Keynote speakers

Professor Baden Offord
Curtin University, Australia

Professor Christine Boughey
Rhodes University, South Africa
She is now located in the Centre for Postgraduate Studies.
Her research interests range from academic literacy, the student experience, the professional development of academic staff and higher education more generally.
All her work has been located within a critical perspective. Work on academic literacy, for example, draws on understandings which see the entire being of some students negated by the university, not always consciously. Her most recent project, called ‘Going Home’ involves looking at the experiences of black working class students in relation to their home of origin and asks how ‘calls’ from home impact on the development of their academic selves.
With colleague Sioux Mckenna, she has written a book (currently in press) that identifies a continuum of understandings of students’ learning ranging from what is termed ’the model of the student as a decontextualised learner’ to ’the model of the student as a social being’. The model of the student as a decontextualised learner sees successful learning as dependent on characteristics inherent in the individual. The model of the student as a social being, on the other hand, acknowledges the multiplicity of knowledge forms and ways of learning and the ways in which some are privileged over others.
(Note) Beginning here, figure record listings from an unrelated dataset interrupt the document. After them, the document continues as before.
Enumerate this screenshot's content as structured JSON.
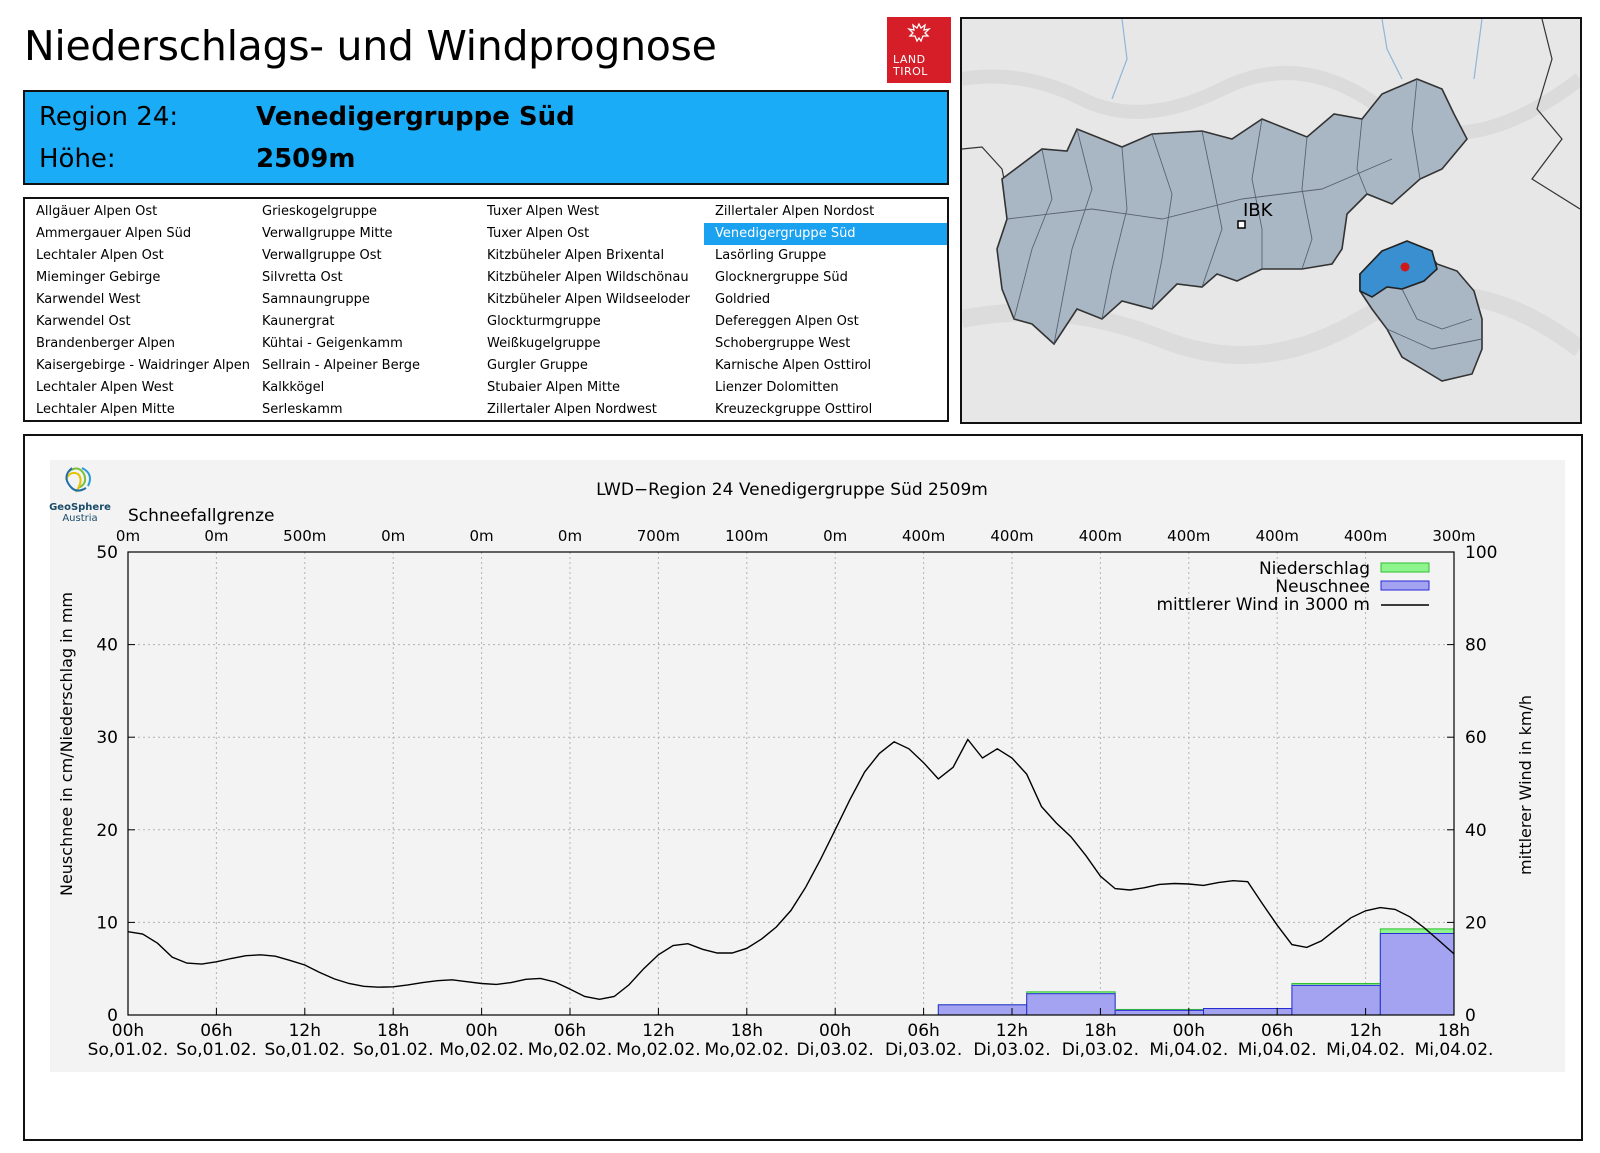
{
  "header": {
    "title": "Niederschlags- und Windprognose",
    "logo_line1": "LAND",
    "logo_line2": "TIROL"
  },
  "region": {
    "region_label": "Region 24:",
    "region_name": "Venedigergruppe Süd",
    "height_label": "Höhe:",
    "height_value": "2509m"
  },
  "region_list": {
    "selected": "Venedigergruppe Süd",
    "columns": [
      [
        "Allgäuer Alpen Ost",
        "Ammergauer Alpen Süd",
        "Lechtaler Alpen Ost",
        "Mieminger Gebirge",
        "Karwendel West",
        "Karwendel Ost",
        "Brandenberger Alpen",
        "Kaisergebirge - Waidringer Alpen",
        "Lechtaler Alpen West",
        "Lechtaler Alpen Mitte"
      ],
      [
        "Grieskogelgruppe",
        "Verwallgruppe Mitte",
        "Verwallgruppe Ost",
        "Silvretta Ost",
        "Samnaungruppe",
        "Kaunergrat",
        "Kühtai - Geigenkamm",
        "Sellrain - Alpeiner Berge",
        "Kalkkögel",
        "Serleskamm"
      ],
      [
        "Tuxer Alpen West",
        "Tuxer Alpen Ost",
        "Kitzbüheler Alpen Brixental",
        "Kitzbüheler Alpen Wildschönau",
        "Kitzbüheler Alpen Wildseeloder",
        "Glockturmgruppe",
        "Weißkugelgruppe",
        "Gurgler Gruppe",
        "Stubaier Alpen Mitte",
        "Zillertaler Alpen Nordwest"
      ],
      [
        "Zillertaler Alpen Nordost",
        "Venedigergruppe Süd",
        "Lasörling Gruppe",
        "Glocknergruppe Süd",
        "Goldried",
        "Defereggen Alpen Ost",
        "Schobergruppe West",
        "Karnische Alpen Osttirol",
        "Lienzer Dolomitten",
        "Kreuzeckgruppe Osttirol"
      ]
    ]
  },
  "map": {
    "city_label": "IBK"
  },
  "logo_geosphere": {
    "line1": "GeoSphere",
    "line2": "Austria"
  },
  "chart_data": {
    "type": "bar+line",
    "title": "LWD−Region 24 Venedigergruppe Süd 2509m",
    "ylabel_left": "Neuschnee in cm/Niederschlag in mm",
    "ylabel_right": "mittlerer Wind in km/h",
    "ylim_left": [
      0,
      50
    ],
    "ylim_right": [
      0,
      100
    ],
    "yticks_left": [
      "0",
      "10",
      "20",
      "30",
      "40",
      "50"
    ],
    "yticks_right": [
      "0",
      "20",
      "40",
      "60",
      "80",
      "100"
    ],
    "x_hours_range": [
      0,
      90
    ],
    "xticks": [
      {
        "h": 0,
        "time": "00h",
        "day": "So,01.02."
      },
      {
        "h": 6,
        "time": "06h",
        "day": "So,01.02."
      },
      {
        "h": 12,
        "time": "12h",
        "day": "So,01.02."
      },
      {
        "h": 18,
        "time": "18h",
        "day": "So,01.02."
      },
      {
        "h": 24,
        "time": "00h",
        "day": "Mo,02.02."
      },
      {
        "h": 30,
        "time": "06h",
        "day": "Mo,02.02."
      },
      {
        "h": 36,
        "time": "12h",
        "day": "Mo,02.02."
      },
      {
        "h": 42,
        "time": "18h",
        "day": "Mo,02.02."
      },
      {
        "h": 48,
        "time": "00h",
        "day": "Di,03.02."
      },
      {
        "h": 54,
        "time": "06h",
        "day": "Di,03.02."
      },
      {
        "h": 60,
        "time": "12h",
        "day": "Di,03.02."
      },
      {
        "h": 66,
        "time": "18h",
        "day": "Di,03.02."
      },
      {
        "h": 72,
        "time": "00h",
        "day": "Mi,04.02."
      },
      {
        "h": 78,
        "time": "06h",
        "day": "Mi,04.02."
      },
      {
        "h": 84,
        "time": "12h",
        "day": "Mi,04.02."
      },
      {
        "h": 90,
        "time": "18h",
        "day": "Mi,04.02."
      }
    ],
    "snowline_label": "Schneefallgrenze",
    "snowline": [
      {
        "h": 0,
        "v": "0m"
      },
      {
        "h": 6,
        "v": "0m"
      },
      {
        "h": 12,
        "v": "500m"
      },
      {
        "h": 18,
        "v": "0m"
      },
      {
        "h": 24,
        "v": "0m"
      },
      {
        "h": 30,
        "v": "0m"
      },
      {
        "h": 36,
        "v": "700m"
      },
      {
        "h": 42,
        "v": "100m"
      },
      {
        "h": 48,
        "v": "0m"
      },
      {
        "h": 54,
        "v": "400m"
      },
      {
        "h": 60,
        "v": "400m"
      },
      {
        "h": 66,
        "v": "400m"
      },
      {
        "h": 72,
        "v": "400m"
      },
      {
        "h": 78,
        "v": "400m"
      },
      {
        "h": 84,
        "v": "400m"
      },
      {
        "h": 90,
        "v": "300m"
      }
    ],
    "legend": {
      "niederschlag": "Niederschlag",
      "neuschnee": "Neuschnee",
      "wind": "mittlerer Wind in 3000 m"
    },
    "bars": [
      {
        "from": 55,
        "to": 61,
        "niederschlag": 1.1,
        "neuschnee": 1.1
      },
      {
        "from": 61,
        "to": 67,
        "niederschlag": 2.5,
        "neuschnee": 2.3
      },
      {
        "from": 67,
        "to": 73,
        "niederschlag": 0.6,
        "neuschnee": 0.5
      },
      {
        "from": 73,
        "to": 79,
        "niederschlag": 0.7,
        "neuschnee": 0.7
      },
      {
        "from": 79,
        "to": 85,
        "niederschlag": 3.4,
        "neuschnee": 3.2
      },
      {
        "from": 85,
        "to": 91,
        "niederschlag": 9.3,
        "neuschnee": 8.8
      }
    ],
    "wind": [
      [
        0,
        18
      ],
      [
        1,
        17.5
      ],
      [
        2,
        15.5
      ],
      [
        3,
        12.5
      ],
      [
        4,
        11.2
      ],
      [
        5,
        11
      ],
      [
        6,
        11.5
      ],
      [
        7,
        12.2
      ],
      [
        8,
        12.8
      ],
      [
        9,
        13
      ],
      [
        10,
        12.7
      ],
      [
        11,
        11.8
      ],
      [
        12,
        10.8
      ],
      [
        13,
        9.2
      ],
      [
        14,
        7.8
      ],
      [
        15,
        6.8
      ],
      [
        16,
        6.2
      ],
      [
        17,
        6
      ],
      [
        18,
        6.1
      ],
      [
        19,
        6.5
      ],
      [
        20,
        7
      ],
      [
        21,
        7.4
      ],
      [
        22,
        7.6
      ],
      [
        23,
        7.2
      ],
      [
        24,
        6.8
      ],
      [
        25,
        6.6
      ],
      [
        26,
        7
      ],
      [
        27,
        7.7
      ],
      [
        28,
        7.9
      ],
      [
        29,
        7.1
      ],
      [
        30,
        5.6
      ],
      [
        31,
        4
      ],
      [
        32,
        3.4
      ],
      [
        33,
        4
      ],
      [
        34,
        6.5
      ],
      [
        35,
        10
      ],
      [
        36,
        13
      ],
      [
        37,
        15
      ],
      [
        38,
        15.4
      ],
      [
        39,
        14.2
      ],
      [
        40,
        13.4
      ],
      [
        41,
        13.4
      ],
      [
        42,
        14.4
      ],
      [
        43,
        16.4
      ],
      [
        44,
        19
      ],
      [
        45,
        22.6
      ],
      [
        46,
        27.6
      ],
      [
        47,
        33.6
      ],
      [
        48,
        40
      ],
      [
        49,
        46.5
      ],
      [
        50,
        52.5
      ],
      [
        51,
        56.5
      ],
      [
        52,
        59
      ],
      [
        53,
        57.5
      ],
      [
        54,
        54.5
      ],
      [
        55,
        51
      ],
      [
        56,
        53.5
      ],
      [
        57,
        59.5
      ],
      [
        58,
        55.5
      ],
      [
        59,
        57.5
      ],
      [
        60,
        55.5
      ],
      [
        61,
        52
      ],
      [
        62,
        45
      ],
      [
        63,
        41.5
      ],
      [
        64,
        38.5
      ],
      [
        65,
        34.5
      ],
      [
        66,
        30
      ],
      [
        67,
        27.3
      ],
      [
        68,
        27
      ],
      [
        69,
        27.5
      ],
      [
        70,
        28.2
      ],
      [
        71,
        28.4
      ],
      [
        72,
        28.3
      ],
      [
        73,
        28
      ],
      [
        74,
        28.6
      ],
      [
        75,
        29
      ],
      [
        76,
        28.8
      ],
      [
        77,
        24
      ],
      [
        78,
        19.4
      ],
      [
        79,
        15.2
      ],
      [
        80,
        14.6
      ],
      [
        81,
        16
      ],
      [
        82,
        18.5
      ],
      [
        83,
        21
      ],
      [
        84,
        22.5
      ],
      [
        85,
        23.2
      ],
      [
        86,
        22.8
      ],
      [
        87,
        21.2
      ],
      [
        88,
        18.8
      ],
      [
        89,
        16
      ],
      [
        90,
        13.2
      ]
    ],
    "colors": {
      "niederschlag": "#8ef58e",
      "neuschnee": "#a3a3f2",
      "neuschnee_edge": "#2a2ad6",
      "niederschlag_edge": "#2fbf2f",
      "wind": "#000000"
    }
  }
}
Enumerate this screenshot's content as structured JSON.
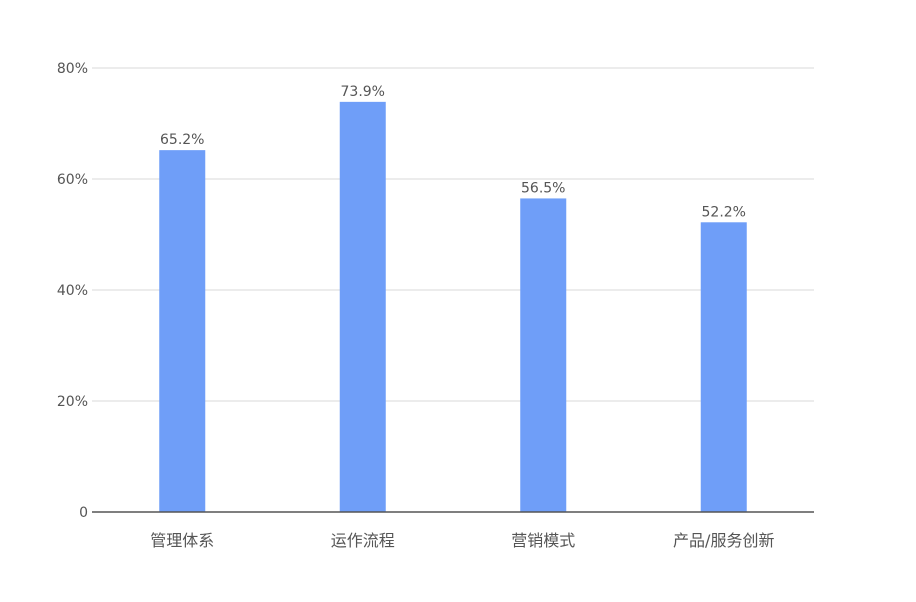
{
  "chart_data": {
    "type": "bar",
    "categories": [
      "管理体系",
      "运作流程",
      "营销模式",
      "产品/服务创新"
    ],
    "values": [
      65.2,
      73.9,
      56.5,
      52.2
    ],
    "data_labels": [
      "65.2%",
      "73.9%",
      "56.5%",
      "52.2%"
    ],
    "yticks": [
      0,
      20,
      40,
      60,
      80
    ],
    "ytick_labels": [
      "0",
      "20%",
      "40%",
      "60%",
      "80%"
    ],
    "ylim": [
      0,
      80
    ],
    "title": "",
    "xlabel": "",
    "ylabel": "",
    "grid": true,
    "legend": "none",
    "colors": {
      "bar": "#6f9ef8",
      "grid": "#d9d9d9",
      "axis": "#555555"
    }
  }
}
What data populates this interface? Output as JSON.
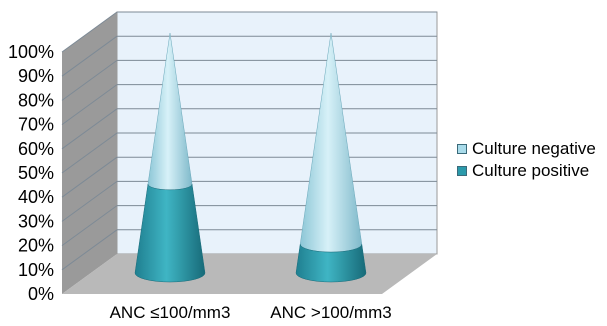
{
  "chart_data": {
    "type": "bar",
    "shape": "cone",
    "stacked": true,
    "three_d": true,
    "categories": [
      "ANC ≤100/mm3",
      "ANC >100/mm3"
    ],
    "series": [
      {
        "name": "Culture positive",
        "values": [
          37,
          12
        ],
        "color": "#2b9aab"
      },
      {
        "name": "Culture negative",
        "values": [
          63,
          88
        ],
        "color": "#a9dbea"
      }
    ],
    "yticks": [
      "0%",
      "10%",
      "20%",
      "30%",
      "40%",
      "50%",
      "60%",
      "70%",
      "80%",
      "90%",
      "100%"
    ],
    "ylim": [
      0,
      100
    ],
    "grid": true,
    "legend_position": "right"
  }
}
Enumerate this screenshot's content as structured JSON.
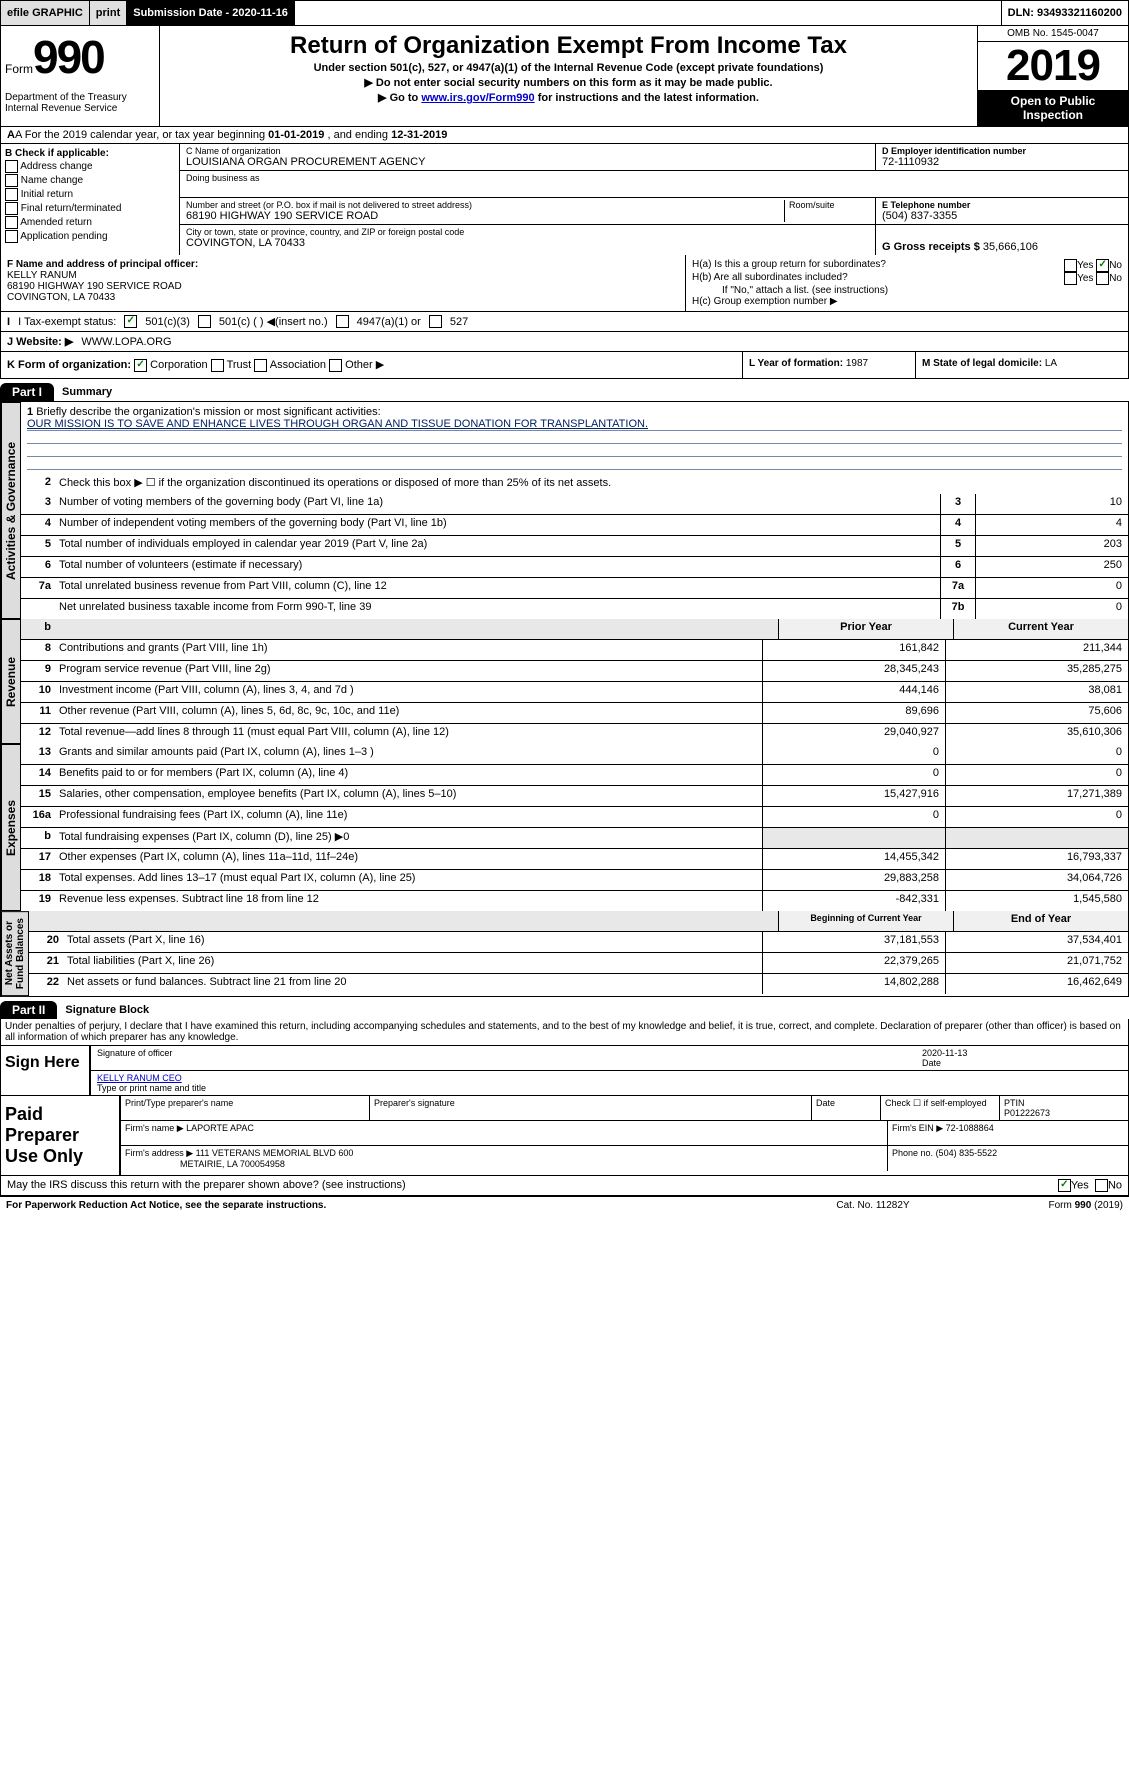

The book argues that it is only the model of the student as a social being that will explain the unevenness of student performance data, even though the ‘decontextualised learner’ dominates as the explanation for student success and failure.
Much of her work has focused on South African higher education more generally and has included a big piece of work commissioned by the Council on Higher Education looking at the impact of the first cycle of institutional audits on universities.
As Dean and Deputy Vice Chancellor at Rhodes University, she was responsible for developing the teaching and learning strategy for the institution. This task involved the development of policy, and the strategies associated with it, that acknowledged the status of the institution as ‘research intensive’. In all this work, she was very critical of the encroachment of 'New Public Management’ into the functioning of universities, arguing instead for the need for academics to retain control of the leadership and management of the academic project. Thinking developed as a result of this area of work informs her HERDSA keynote.
Further keynote speakers to be announced.